The various apparel associations have been hesitant to talk about the proposed new factories as details are very sketchy. "We are trying to see whether we could upgrade our present factories to one of the new 50 factories, which would enable us to modernise our existing factories to meet the challenge," an apparel exporter said.

"While we welcome the government's decision to abolish textile duties, we have to pay BTT and defence levy, for which we have to give a bank guarantee," President, Sri Lanka Chamber of Garment Exporters, Cassian M Fernando told the Sunday Times Business.

The association is urging the government to do away with the customs formalities, documentation etc. "We want to import fabric without documentation as every entry cost Rs. 1,000," he said.

A spokesperson for the Sri Lanka Apparel Exporters Association (SLAEA) sound the government's bold stance, is the most revolutionary thing to assist the apparel industry. The domestic textile industry is catering to domestic market and not to the export market and they can't be hiding behind tariff barriers for ever."

Meanwhile, the SLAEA, in a media release said, "the facility to import textiles duty free would also entice many foreign suppliers of basic fabrics to set-up warehouses and sales outlets in Sri Lanka, thereby making Sri Lanka a hub of entrepot trade in this region of the world."

"The large multi-national textile manufacturers have been reluctant to invest in Sri Lanka up to now, as the domestic market has been virtually closed to them due to the prohibitive taxes imposed for local sales of fabrics. The liberalisation of the textile mills to be set up in Sri Lanka would strengthen and gear the textile industry to be a partner of the apparel industry to face together the challenges of the 21 century." (MG)


Vanik bags Forbes Ceylon

Vanik Incorporation's offer to buy shares of Forbes Ceylon closes tomorrow, after having secured more than 70 per cent of the company.
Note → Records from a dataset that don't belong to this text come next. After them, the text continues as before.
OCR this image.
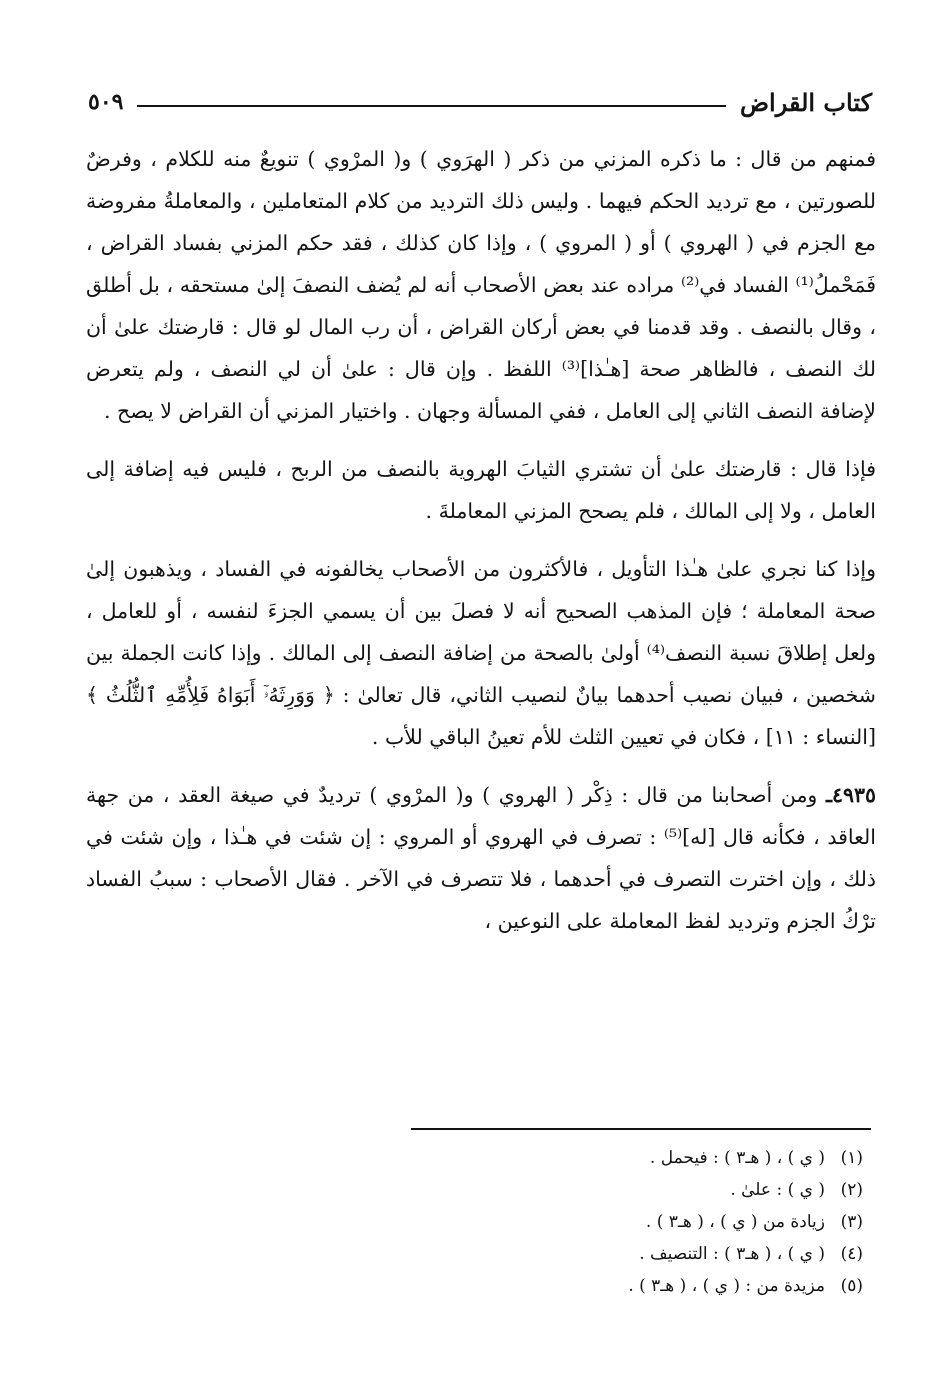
كتاب القراض
٥٠٩

فمنهم من قال : ما ذكره المزني من ذكر ( الهرَوي ) و( المرْوي ) تنويعٌ منه للكلام ، وفرضٌ للصورتين ، مع ترديد الحكم فيهما . وليس ذلك الترديد من كلام المتعاملين ، والمعاملةُ مفروضة مع الجزم في ( الهروي ) أو ( المروي ) ، وإذا كان كذلك ، فقد حكم المزني بفساد القراض ، فَمَحْملُ⁽¹⁾ الفساد في⁽²⁾ مراده عند بعض الأصحاب أنه لم يُضف النصفَ إلىٰ مستحقه ، بل أطلق ، وقال بالنصف . وقد قدمنا في بعض أركان القراض ، أن رب المال لو قال : قارضتك علىٰ أن لك النصف ، فالظاهر صحة [هـٰذا]⁽³⁾ اللفظ . وإن قال : علىٰ أن لي النصف ، ولم يتعرض لإضافة النصف الثاني إلى العامل ، ففي المسألة وجهان . واختيار المزني أن القراض لا يصح .

فإذا قال : قارضتك علىٰ أن تشتري الثيابَ الهروية بالنصف من الربح ، فليس فيه إضافة إلى العامل ، ولا إلى المالك ، فلم يصحح المزني المعاملةَ .

وإذا كنا نجري علىٰ هـٰذا التأويل ، فالأكثرون من الأصحاب يخالفونه في الفساد ، ويذهبون إلىٰ صحة المعاملة ؛ فإن المذهب الصحيح أنه لا فصلَ بين أن يسمي الجزءَ لنفسه ، أو للعامل ، ولعل إطلاقَ نسبة النصف⁽⁴⁾ أولىٰ بالصحة من إضافة النصف إلى المالك . وإذا كانت الجملة بين شخصين ، فبيان نصيب أحدهما بيانٌ لنصيب الثاني، قال تعالىٰ : ﴿ وَوَرِثَهُۥٓ أَبَوَاهُ فَلِأُمِّهِ ٱلثُّلُثُ ﴾ [النساء : ١١] ، فكان في تعيين الثلث للأم تعينُ الباقي للأب .

٤٩٣٥ـ ومن أصحابنا من قال : ذِكْر ( الهروي ) و( المرْوي ) ترديدٌ في صيغة العقد ، من جهة العاقد ، فكأنه قال [له]⁽⁵⁾ : تصرف في الهروي أو المروي : إن شئت في هـٰذا ، وإن شئت في ذلك ، وإن اخترت التصرف في أحدهما ، فلا تتصرف في الآخر . فقال الأصحاب : سببُ الفساد ترْكُ الجزم وترديد لفظ المعاملة على النوعين ،

(١)( ي ) ، ( هـ٣ ) : فيحمل .
(٢)( ي ) : علىٰ .
(٣)زيادة من ( ي ) ، ( هـ٣ ) .
(٤)( ي ) ، ( هـ٣ ) : التنصيف .
(٥)مزيدة من : ( ي ) ، ( هـ٣ ) .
After Vanik acquires 75 per cent of Forbes analysts beleive thae company would be de-listed from the stock exchange. However Vanik Senior Vice President Priyanthi Pieris said no such move had been planned at the moment.

Last week Vanik made the offer unconditional after securing more than fifty per cent of the target company and gaining shareholder approval to issue new shares.

By Thursday Vanik said more than 70 per cent of the shareholders including the major foreign owners and Asia Capital had accepted the offer. The figure is expected to go up after documents already submitted have been processed.

Vanik said in the offer document that it intended to restructure Forbes Ceylon after an evaluation of it.

"Depending on the outcome of these evaluations there could be a divestiture of FCL's subsidiaries," Vanik said.

However at present no board decision had been made to divest any of the subsidiaries, Ms. Pieris said, though some analysts believe that companies such as Soy Foods may be sold off.

The Global Equity Corporation has also agreed to sell the shares it owns in Forbes & Walker Ltd. to Forbes Ceylon after Vanik acquires Forbes Ceylon.

Vanik can also compel remaining shareholders of Forbes to sell if more than 90 per cent of the shareholders accept the offer.